Dr. Claudia Leudesdorff

Amerika, du hast es besser?

Schadensersatzklagen erreichen in den Vereinigten Staaten häufig astronomische Höhen. In Washington DC verklagte ein Verwaltungsrichter ein Reinigungsunternehmen, das seine Hose verloren hatte, auf 65 Millionen Dollar Schadensersatz. Begründung: An der Ladentür habe ein Schild gehangen: „Satisfaction Guaranteed“. Das begründe eine verschuldensunabhängige Haftung des Betriebs. In Minnesota reichte ein Kläger, der sich für Gott hielt, eine Klage gegen den Zauberer David Copperfield ein: Der Magier bediene sich seiner, nämlich göttlicher Kräfte.
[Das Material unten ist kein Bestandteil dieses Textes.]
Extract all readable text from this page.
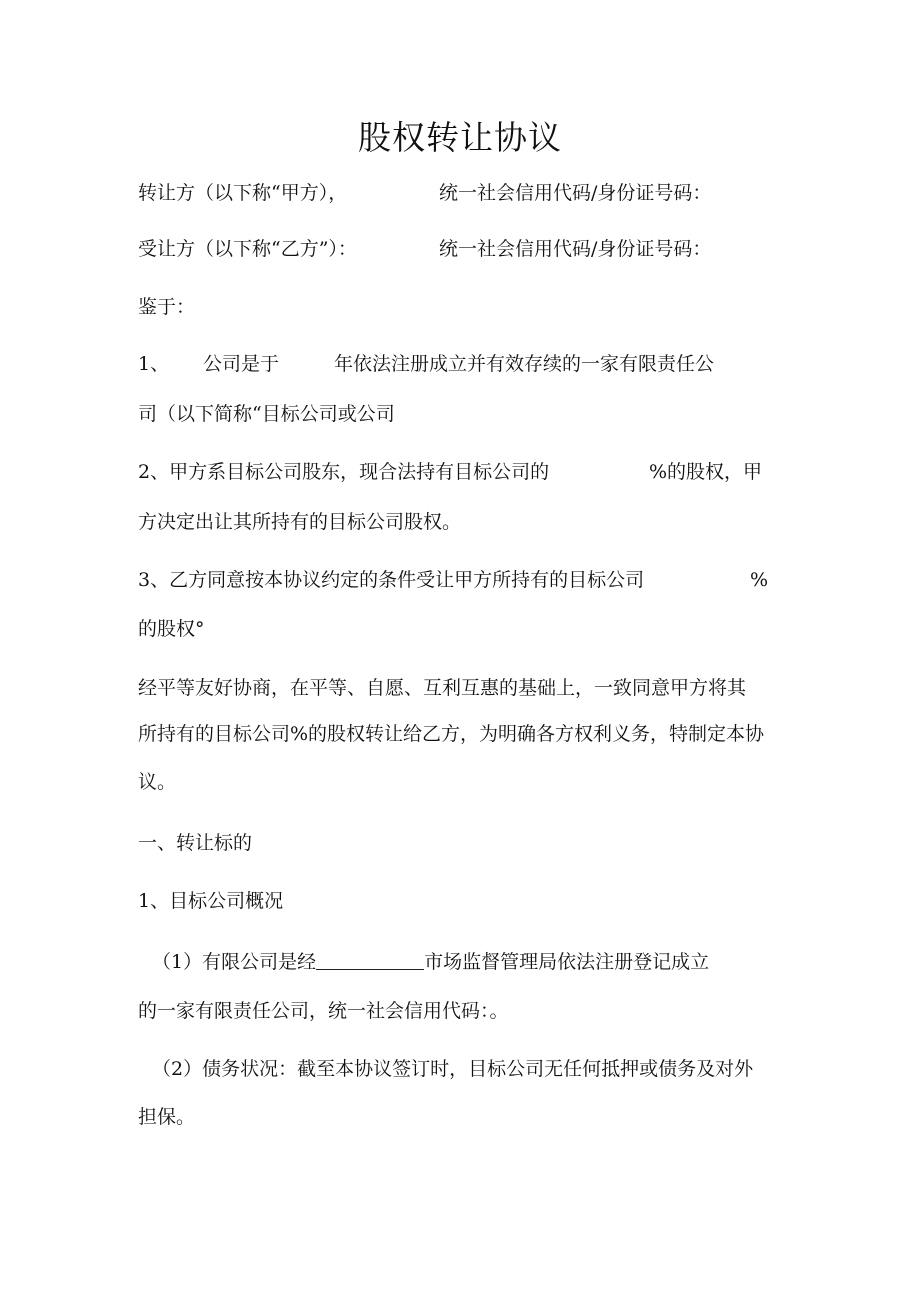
股权转让协议
转让方（以下称“甲方），	统一社会信用代码/身份证号码：
受让方（以下称“乙方”）：	统一社会信用代码/身份证号码：
鉴于：
1、 公司是于	年依法注册成立并有效存续的一家有限责任公
司（以下简称“目标公司或公司
2、甲方系目标公司股东，现合法持有目标公司的	%的股权，甲
方决定出让其所持有的目标公司股权。
3、乙方同意按本协议约定的条件受让甲方所持有的目标公司	%
的股权°
经平等友好协商，在平等、自愿、互利互惠的基础上，一致同意甲方将其
所持有的目标公司%的股权转让给乙方，为明确各方权利义务，特制定本协
议。
一、转让标的
1、目标公司概况
（1）有限公司是经	市场监督管理局依法注册登记成立
的一家有限责任公司，统一社会信用代码：。
（2）债务状况：截至本协议签订时，目标公司无任何抵押或债务及对外
担保。
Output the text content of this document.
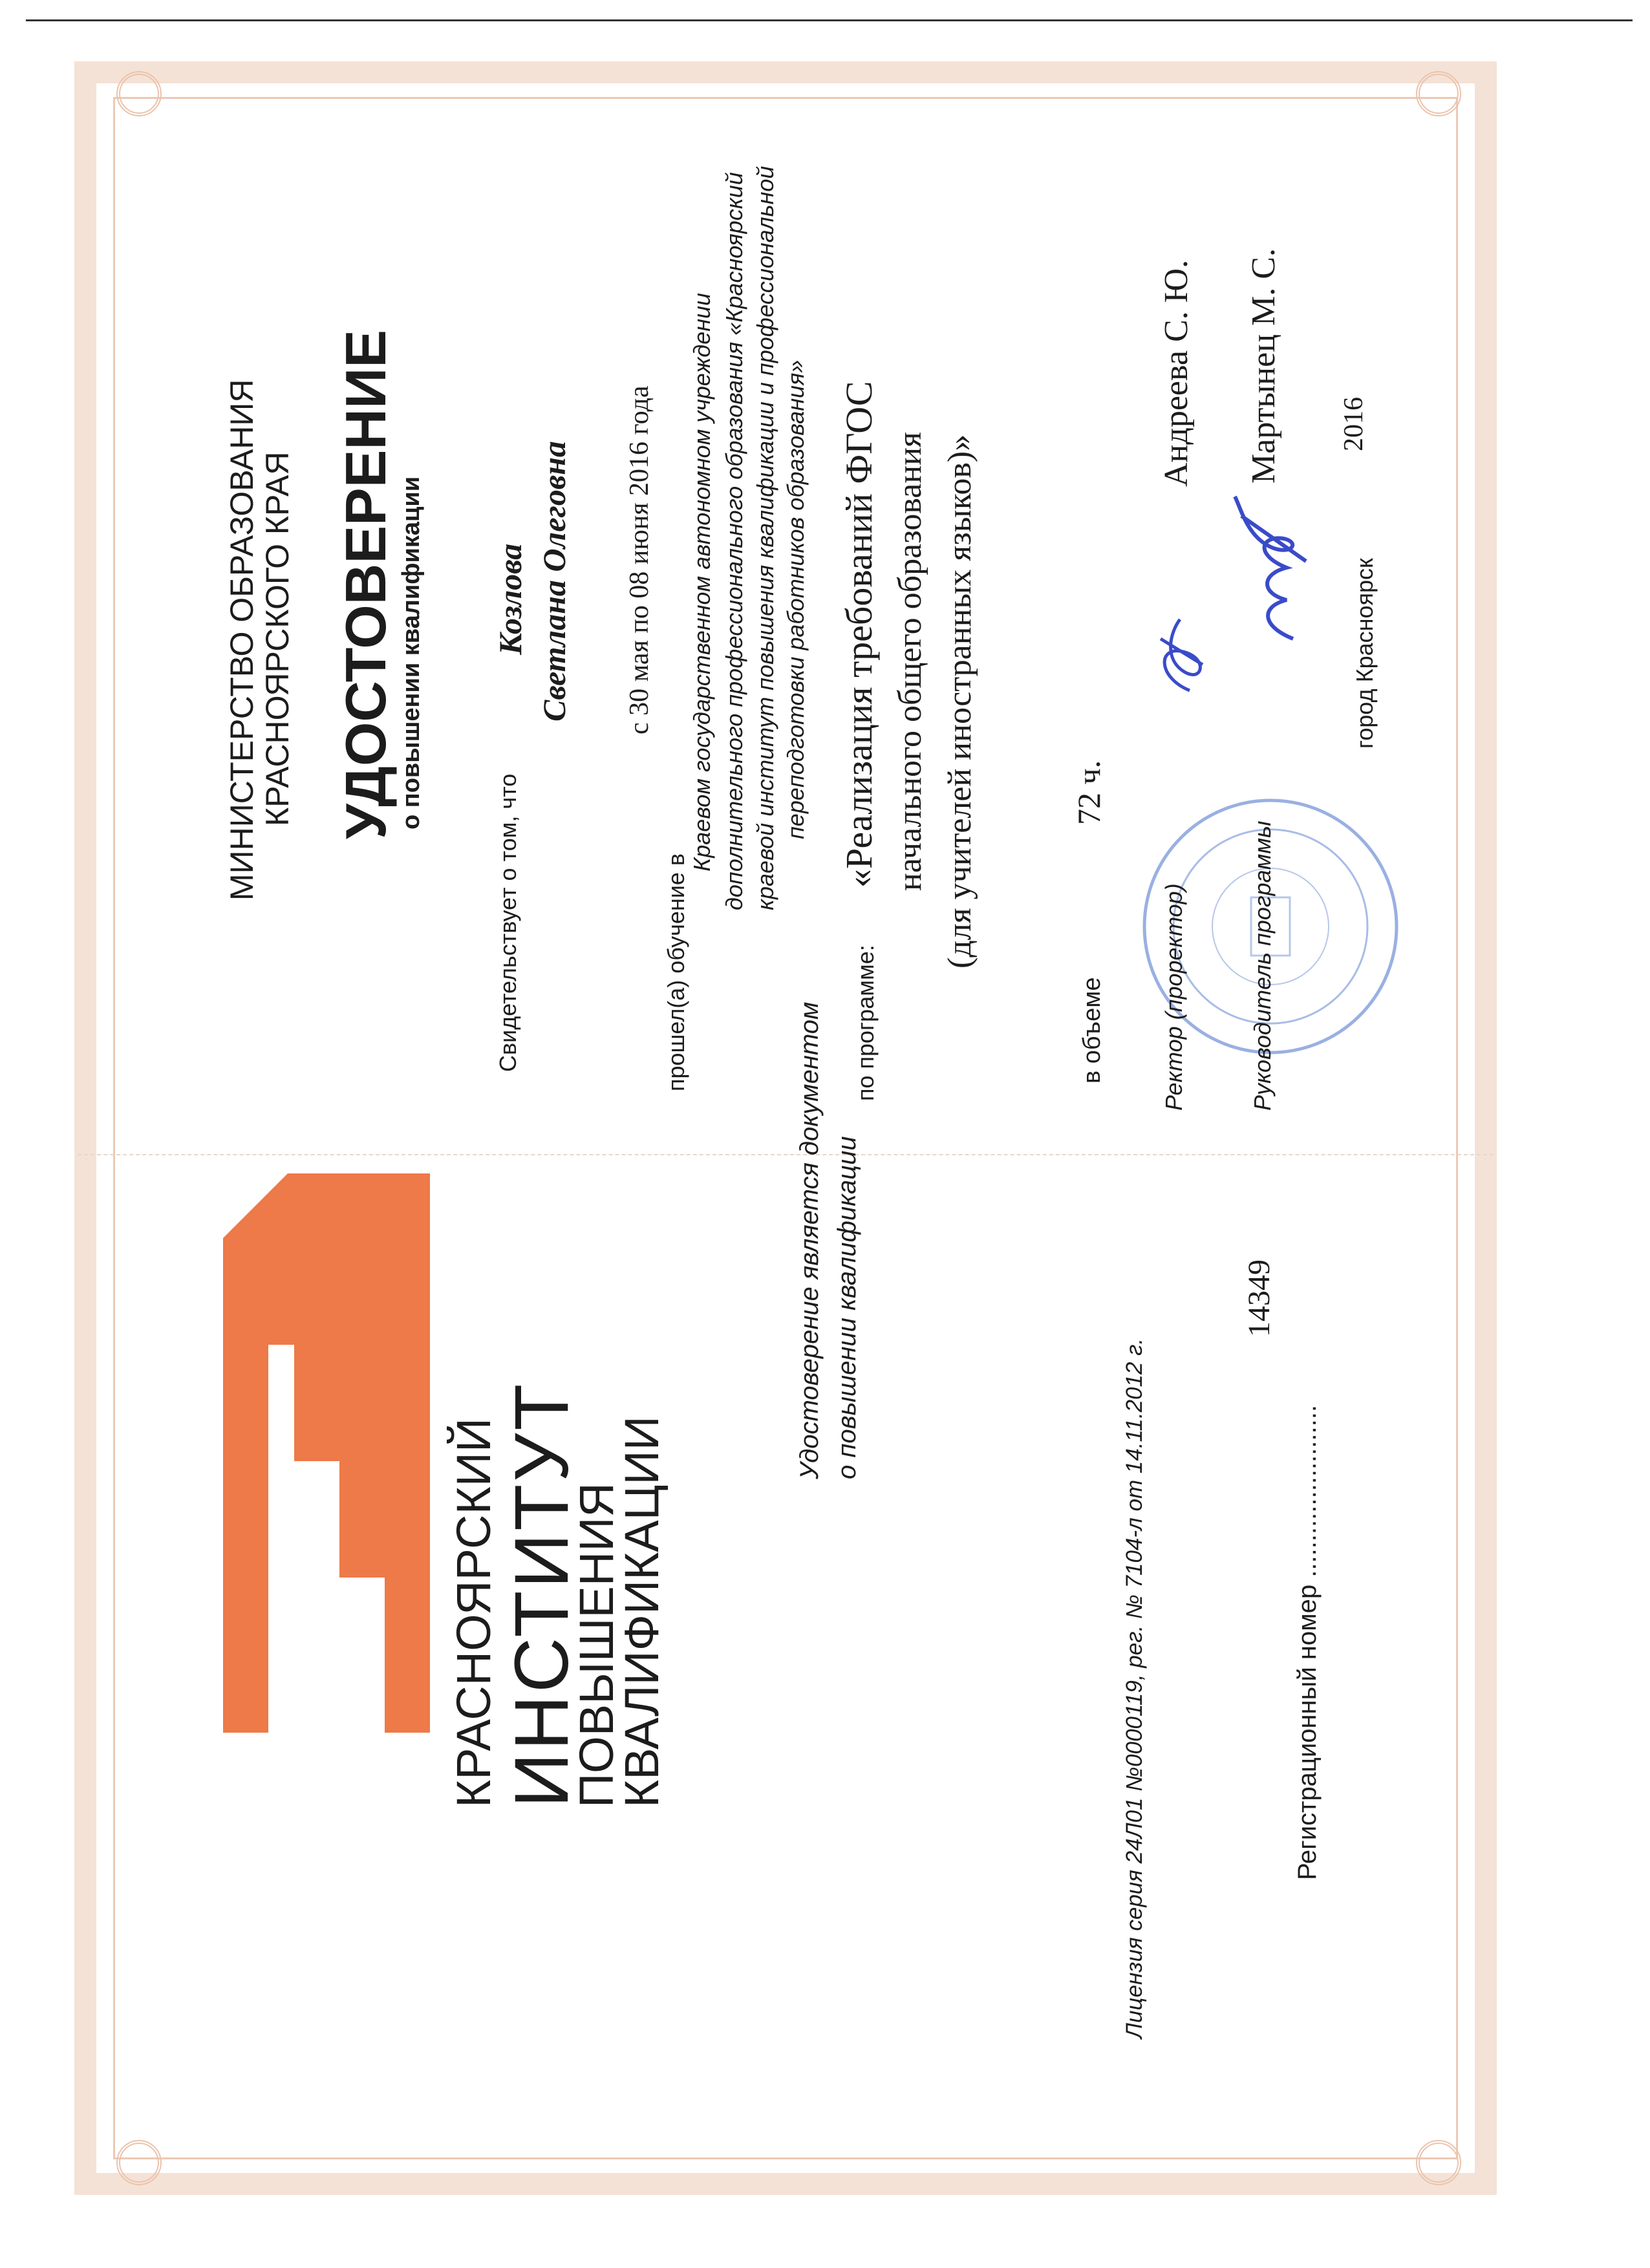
КРАСНОЯРСКИЙ
ИНСТИТУТ
ПОВЫШЕНИЯ
КВАЛИФИКАЦИИ
Удостоверение является документом о повышении квалификации
Лицензия серия 24Л01 №0000119, рег. № 7104-л от 14.11.2012 г.
14349
Регистрационный номер ........................
МИНИСТЕРСТВО ОБРАЗОВАНИЯ КРАСНОЯРСКОГО КРАЯ УДОСТОВЕРЕНИЕ о повышении квалификации
Свидетельствует о том, что
Козлова Светлана Олеговна с 30 мая по 08 июня 2016 года
прошел(а) обучение в
Краевом государственном автономном учреждении дополнительного профессионального образования «Красноярский краевой институт повышения квалификации и профессиональной переподготовки работников образования»
по программе:
«Реализация требований ФГОС начального общего образования (для учителей иностранных языков)»
в объеме
72 ч.
Ректор (проректор)
Андреева С. Ю.
Руководитель программы
Мартынец М. С.
город Красноярск
2016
Nach der Rechtsauffassung des Beschwerdeführers war er alleiniger Inhaber von Zauberkräften, mithin auch von denen Copperfields. Der Kläger bestand wahlweise auf Offenlegung der Zaubertricks oder 50 Millionen Dollar Schadensersatz. Beide Klagen hatten keinen Erfolg. Jenseits dieser in Europa eher Heiterkeit auslösenden Extremfälle sind aber auch erfolgreiche Klagen auf Schadensersatz im mehrstelligen Millionenbereich bekannt geworden. Über die Eigenheiten des amerikanischen Haftungsrechts kann man nur staunen.